Api langsung menjilat kayu.
Dalam hitungan detik, kabin diselimuti kobaran api.
James memeluk Hana.
Raina menahan napas.
Nathan menutup pintu terowongan dengan papan khusus.
“Kita harus pergi sekarang.
Kita punya waktu 60 detik sebelum api tembus lantai.”
James mengangguk.
“Ayo.”
Mereka bergerak ke dalam kegelapan terowongan kedua—
sementara di atas kepala mereka…
kabin terbakar seperti neraka kecil.
Soni menatap api itu dengan ekspresi datar.

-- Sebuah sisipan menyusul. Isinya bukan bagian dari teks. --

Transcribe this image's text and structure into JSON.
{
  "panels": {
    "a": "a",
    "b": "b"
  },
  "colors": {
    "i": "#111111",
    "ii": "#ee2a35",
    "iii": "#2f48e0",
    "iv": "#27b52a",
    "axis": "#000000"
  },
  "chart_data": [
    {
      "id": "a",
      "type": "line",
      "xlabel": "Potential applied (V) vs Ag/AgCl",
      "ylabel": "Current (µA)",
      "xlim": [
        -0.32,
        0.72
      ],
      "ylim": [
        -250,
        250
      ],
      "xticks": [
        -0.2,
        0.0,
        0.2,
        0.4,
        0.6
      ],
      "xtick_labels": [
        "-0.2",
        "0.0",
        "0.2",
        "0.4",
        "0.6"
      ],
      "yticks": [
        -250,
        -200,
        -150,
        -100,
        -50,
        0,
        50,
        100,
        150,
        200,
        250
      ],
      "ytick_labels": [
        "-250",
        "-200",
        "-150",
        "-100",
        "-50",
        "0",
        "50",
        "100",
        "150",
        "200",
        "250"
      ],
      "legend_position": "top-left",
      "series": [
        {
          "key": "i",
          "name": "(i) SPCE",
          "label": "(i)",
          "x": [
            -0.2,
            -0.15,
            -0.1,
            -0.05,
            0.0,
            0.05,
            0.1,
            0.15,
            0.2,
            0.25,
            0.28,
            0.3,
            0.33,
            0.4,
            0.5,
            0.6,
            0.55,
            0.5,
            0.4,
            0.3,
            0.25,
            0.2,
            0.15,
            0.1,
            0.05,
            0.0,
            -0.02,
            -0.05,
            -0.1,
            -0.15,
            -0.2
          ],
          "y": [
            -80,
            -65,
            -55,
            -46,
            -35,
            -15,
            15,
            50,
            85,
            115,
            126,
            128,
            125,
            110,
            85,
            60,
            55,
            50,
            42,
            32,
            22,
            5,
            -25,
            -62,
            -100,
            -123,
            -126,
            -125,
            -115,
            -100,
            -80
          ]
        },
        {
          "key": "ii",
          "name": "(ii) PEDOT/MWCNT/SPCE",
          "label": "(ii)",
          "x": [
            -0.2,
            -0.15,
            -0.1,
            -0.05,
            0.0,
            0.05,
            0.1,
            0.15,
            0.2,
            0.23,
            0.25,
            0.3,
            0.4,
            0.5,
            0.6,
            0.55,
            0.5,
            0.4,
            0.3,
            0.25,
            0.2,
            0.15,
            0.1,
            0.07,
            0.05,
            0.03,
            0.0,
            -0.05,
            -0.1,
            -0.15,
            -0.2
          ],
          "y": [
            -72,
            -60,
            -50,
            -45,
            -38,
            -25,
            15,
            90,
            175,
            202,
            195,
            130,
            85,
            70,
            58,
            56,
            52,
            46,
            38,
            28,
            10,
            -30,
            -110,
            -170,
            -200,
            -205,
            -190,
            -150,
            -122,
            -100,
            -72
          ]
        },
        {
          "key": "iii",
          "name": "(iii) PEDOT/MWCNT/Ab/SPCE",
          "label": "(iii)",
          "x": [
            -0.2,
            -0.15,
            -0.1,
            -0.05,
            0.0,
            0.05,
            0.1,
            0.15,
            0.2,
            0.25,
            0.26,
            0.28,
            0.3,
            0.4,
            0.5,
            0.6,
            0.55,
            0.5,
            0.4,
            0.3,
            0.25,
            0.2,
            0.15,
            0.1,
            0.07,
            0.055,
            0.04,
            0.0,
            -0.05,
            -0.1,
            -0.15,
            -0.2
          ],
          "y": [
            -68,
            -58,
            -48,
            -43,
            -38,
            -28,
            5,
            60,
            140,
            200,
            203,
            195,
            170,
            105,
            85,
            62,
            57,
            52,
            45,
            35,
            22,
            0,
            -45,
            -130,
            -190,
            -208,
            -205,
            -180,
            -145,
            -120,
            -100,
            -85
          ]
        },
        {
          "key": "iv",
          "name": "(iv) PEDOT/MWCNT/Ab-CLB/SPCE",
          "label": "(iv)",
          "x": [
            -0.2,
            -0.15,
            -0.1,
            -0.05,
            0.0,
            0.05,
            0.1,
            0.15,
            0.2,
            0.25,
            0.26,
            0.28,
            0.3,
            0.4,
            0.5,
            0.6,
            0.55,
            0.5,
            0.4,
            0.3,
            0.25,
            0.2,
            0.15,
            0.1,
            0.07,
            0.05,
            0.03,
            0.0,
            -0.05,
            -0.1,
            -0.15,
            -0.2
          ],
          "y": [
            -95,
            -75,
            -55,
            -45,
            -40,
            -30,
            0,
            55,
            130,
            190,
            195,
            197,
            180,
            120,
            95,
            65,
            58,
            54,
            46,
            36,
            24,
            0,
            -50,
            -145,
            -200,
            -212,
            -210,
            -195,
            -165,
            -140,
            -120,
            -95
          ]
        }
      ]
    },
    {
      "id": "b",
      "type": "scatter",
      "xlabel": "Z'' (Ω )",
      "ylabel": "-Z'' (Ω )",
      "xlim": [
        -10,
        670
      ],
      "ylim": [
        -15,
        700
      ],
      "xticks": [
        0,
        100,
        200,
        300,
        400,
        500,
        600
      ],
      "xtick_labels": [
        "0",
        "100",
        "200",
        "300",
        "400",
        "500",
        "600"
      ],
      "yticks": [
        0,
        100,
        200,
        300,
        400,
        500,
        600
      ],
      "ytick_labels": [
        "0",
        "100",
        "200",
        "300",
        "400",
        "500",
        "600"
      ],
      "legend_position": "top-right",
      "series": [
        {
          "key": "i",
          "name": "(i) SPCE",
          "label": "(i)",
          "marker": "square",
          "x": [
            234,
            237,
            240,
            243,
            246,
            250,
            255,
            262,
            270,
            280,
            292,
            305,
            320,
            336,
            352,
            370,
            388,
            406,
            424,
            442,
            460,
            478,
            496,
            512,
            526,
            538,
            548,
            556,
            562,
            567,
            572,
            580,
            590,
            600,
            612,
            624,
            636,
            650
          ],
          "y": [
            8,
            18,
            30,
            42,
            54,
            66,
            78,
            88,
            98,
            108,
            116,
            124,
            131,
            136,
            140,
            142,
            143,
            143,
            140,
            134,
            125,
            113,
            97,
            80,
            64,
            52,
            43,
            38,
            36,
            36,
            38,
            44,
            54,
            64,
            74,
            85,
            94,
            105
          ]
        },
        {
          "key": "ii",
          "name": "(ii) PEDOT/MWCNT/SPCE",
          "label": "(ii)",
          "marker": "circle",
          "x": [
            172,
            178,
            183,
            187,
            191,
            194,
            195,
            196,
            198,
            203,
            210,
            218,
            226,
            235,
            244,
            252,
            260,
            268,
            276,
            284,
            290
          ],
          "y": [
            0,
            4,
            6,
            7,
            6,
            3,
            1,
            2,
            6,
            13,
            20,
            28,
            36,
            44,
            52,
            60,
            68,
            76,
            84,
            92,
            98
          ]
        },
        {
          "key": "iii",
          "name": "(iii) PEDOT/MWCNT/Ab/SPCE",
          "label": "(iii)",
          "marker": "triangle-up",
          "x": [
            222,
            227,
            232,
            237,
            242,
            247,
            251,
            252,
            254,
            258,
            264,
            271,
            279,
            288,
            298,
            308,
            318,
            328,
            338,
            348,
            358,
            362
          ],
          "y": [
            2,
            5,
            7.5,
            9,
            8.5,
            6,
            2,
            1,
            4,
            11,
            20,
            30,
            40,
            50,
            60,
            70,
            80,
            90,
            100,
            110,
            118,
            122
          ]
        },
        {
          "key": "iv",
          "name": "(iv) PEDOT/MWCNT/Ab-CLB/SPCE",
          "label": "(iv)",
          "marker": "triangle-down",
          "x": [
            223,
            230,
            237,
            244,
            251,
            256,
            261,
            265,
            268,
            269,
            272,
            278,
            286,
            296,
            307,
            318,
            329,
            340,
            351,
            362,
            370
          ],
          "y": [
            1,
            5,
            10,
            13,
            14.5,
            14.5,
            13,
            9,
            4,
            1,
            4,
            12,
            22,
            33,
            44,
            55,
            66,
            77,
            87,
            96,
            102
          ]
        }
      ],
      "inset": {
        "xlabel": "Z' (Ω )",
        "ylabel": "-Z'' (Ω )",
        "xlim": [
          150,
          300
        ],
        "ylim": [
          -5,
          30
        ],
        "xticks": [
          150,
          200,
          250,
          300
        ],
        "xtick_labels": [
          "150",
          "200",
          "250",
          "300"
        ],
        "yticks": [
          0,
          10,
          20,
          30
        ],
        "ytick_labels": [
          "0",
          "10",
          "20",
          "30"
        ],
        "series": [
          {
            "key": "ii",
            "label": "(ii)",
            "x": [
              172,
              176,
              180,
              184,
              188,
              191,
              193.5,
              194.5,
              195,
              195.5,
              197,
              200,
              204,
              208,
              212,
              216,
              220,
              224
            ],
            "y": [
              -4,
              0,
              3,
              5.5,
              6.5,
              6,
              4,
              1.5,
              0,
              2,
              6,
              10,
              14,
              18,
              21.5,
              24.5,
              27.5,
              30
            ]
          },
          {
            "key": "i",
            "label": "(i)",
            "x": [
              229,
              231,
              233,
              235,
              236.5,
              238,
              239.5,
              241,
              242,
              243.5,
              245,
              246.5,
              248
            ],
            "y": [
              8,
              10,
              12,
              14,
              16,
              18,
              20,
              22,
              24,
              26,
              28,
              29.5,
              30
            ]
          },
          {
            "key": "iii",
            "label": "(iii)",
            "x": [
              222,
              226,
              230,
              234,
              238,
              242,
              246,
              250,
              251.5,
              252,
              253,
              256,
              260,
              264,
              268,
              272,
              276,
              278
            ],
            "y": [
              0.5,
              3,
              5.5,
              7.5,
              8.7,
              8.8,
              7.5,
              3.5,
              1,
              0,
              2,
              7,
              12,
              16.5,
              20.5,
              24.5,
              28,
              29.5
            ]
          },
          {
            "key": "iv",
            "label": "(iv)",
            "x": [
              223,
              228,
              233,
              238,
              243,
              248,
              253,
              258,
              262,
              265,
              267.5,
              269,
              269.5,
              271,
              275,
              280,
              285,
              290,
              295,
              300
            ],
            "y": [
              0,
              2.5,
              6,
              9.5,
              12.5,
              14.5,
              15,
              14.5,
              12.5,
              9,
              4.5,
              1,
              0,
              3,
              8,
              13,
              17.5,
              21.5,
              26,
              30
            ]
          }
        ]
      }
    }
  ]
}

“Tidak ada lagi yang bisa kembali kepada mereka.”
Lalu ia tersenyum tipis.
“Tapi aku selalu tahu…
Hana akan memilihku pada akhirnya.”
Di terowongan…
Hana menatap James dengan ketakutan.
“James… dia… dia akan lakukan apa pun… apa pun… untuk dapatkan aku kembali…”
James meraih pipi Hana, menatapnya sangat dekat.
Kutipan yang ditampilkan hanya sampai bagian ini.